Never assume your most senior staff have the best ideas. Involve everyone – senior, junior, interns, volunteers and even members in idea brainstorms. GetUp built a great culture of regular member surveys and frequent all-staff brainstorming meetings – where anyone could come even if they weren’t a campaign expert.
8. Listen to Taylor Swift. “Shake It Off”
GetUp always assumed that one of the worst things that could ever happen to them was a front page scandal in one of the major newspapers. Avoided this by being careful and risk averse.
But then it happened, and it wasn’t a big deal. Most people whose opinion matters (your members + your donors) believe you more than any Murdoch-owned paper.

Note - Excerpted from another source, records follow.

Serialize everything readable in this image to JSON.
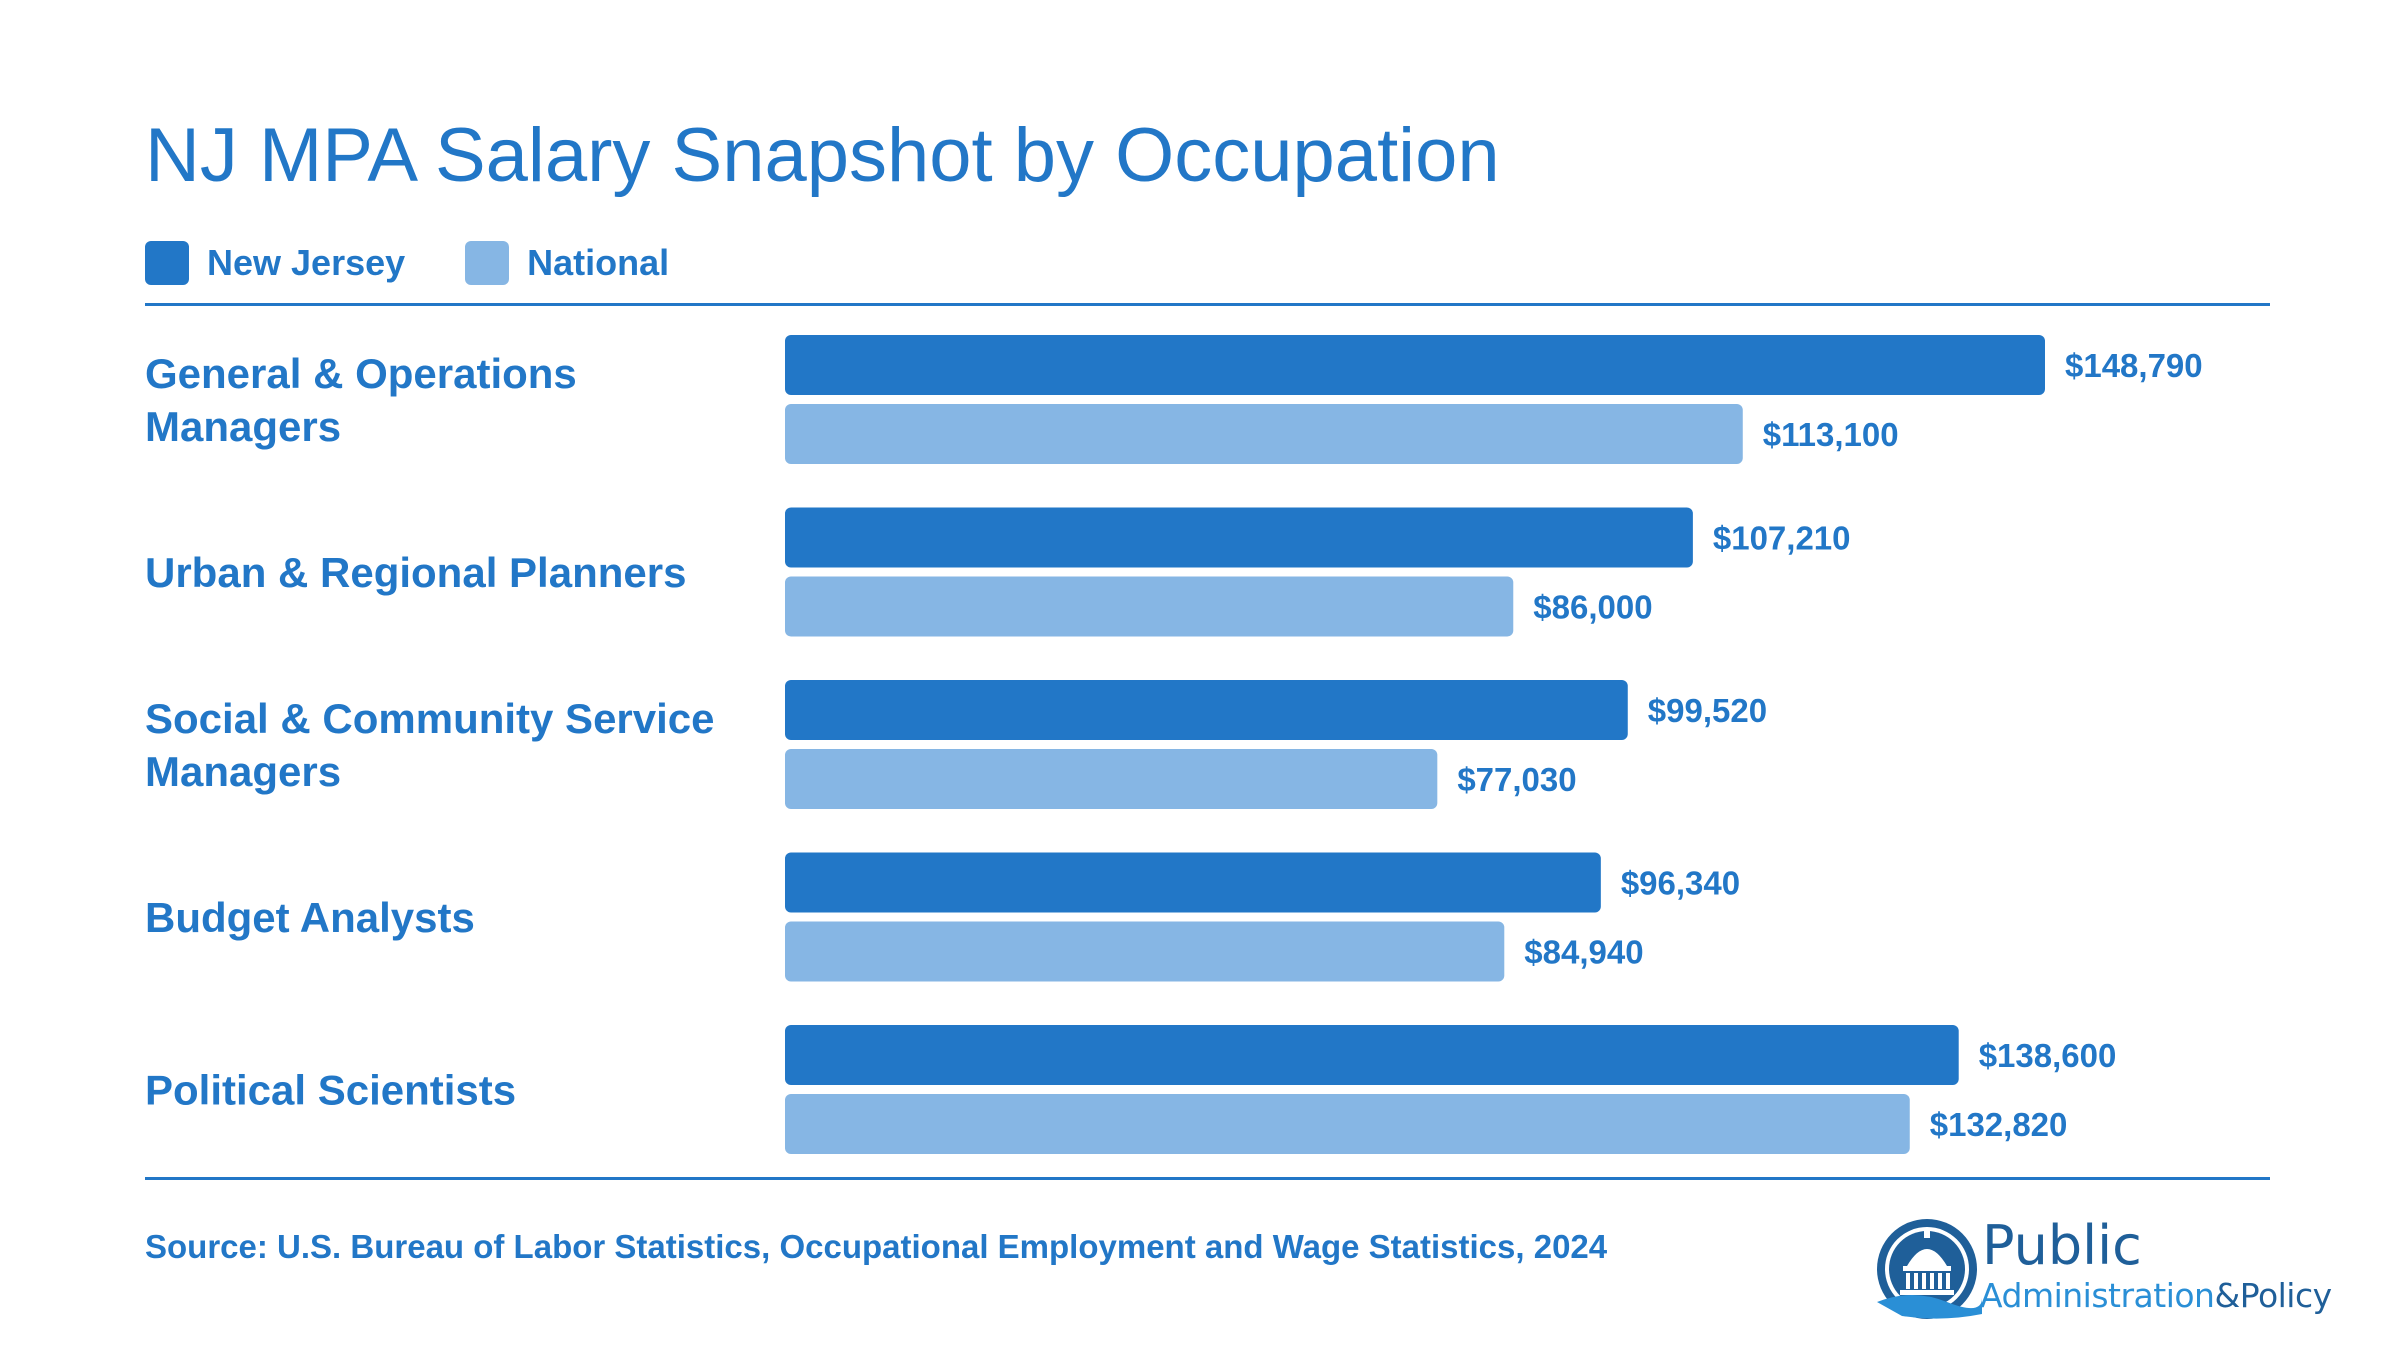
{
  "title": "NJ MPA Salary Snapshot by Occupation",
  "legend": [
    {
      "label": "New Jersey",
      "color": "#2277c7"
    },
    {
      "label": "National",
      "color": "#86b6e4"
    }
  ],
  "source": "Source: U.S. Bureau of Labor Statistics, Occupational Employment and Wage Statistics, 2024",
  "logo": {
    "word1": "Public",
    "word2": "Administration",
    "amp": "&",
    "word3": "Policy"
  },
  "chart_data": {
    "type": "bar",
    "orientation": "horizontal",
    "categories": [
      [
        "General & Operations",
        "Managers"
      ],
      [
        "Urban & Regional Planners"
      ],
      [
        "Social & Community Service",
        "Managers"
      ],
      [
        "Budget Analysts"
      ],
      [
        "Political Scientists"
      ]
    ],
    "series": [
      {
        "name": "New Jersey",
        "color": "#2277c7",
        "values": [
          148790,
          107210,
          99520,
          96340,
          138600
        ],
        "labels": [
          "$148,790",
          "$107,210",
          "$99,520",
          "$96,340",
          "$138,600"
        ]
      },
      {
        "name": "National",
        "color": "#86b6e4",
        "values": [
          113100,
          86000,
          77030,
          84940,
          132820
        ],
        "labels": [
          "$113,100",
          "$86,000",
          "$77,030",
          "$84,940",
          "$132,820"
        ]
      }
    ],
    "xlim": [
      0,
      160000
    ],
    "grid": false,
    "legend_position": "top-left"
  }
}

So – shake it off, and never let an idea or mission be killed because of a right wing spin piece. The only peoples opinion that matters is your members.
9. Fight with values
A lot of the time our campaigns are about specific things and achievable outcomes. But there are so many emotional things that aren’t tangbile.
Best example of this is GetUp’s asylum seeker campaign. Struggled to gain traction for many years demanding specific policy changes, then an asylum seeker died in an offshore detention centre – and they responded with emotional vigils called #LightTheDark all over the country. Candle lit vigils and other oppotunities for your members to show emotion are just as important as powerful tactical strategies.
10. Leave the office
Offices are the worst. Don’t get stuck there. Get outside – and meet some incredible people who can inspire and drive your work.
Go see the issues you work on first hand, and meet parter organisations working on the frontline. See the shit you’re campaigning against, go live it and put yourself back in your place.
Don’t think you’re the only people doing stuff well – get out of the ivory tower, often.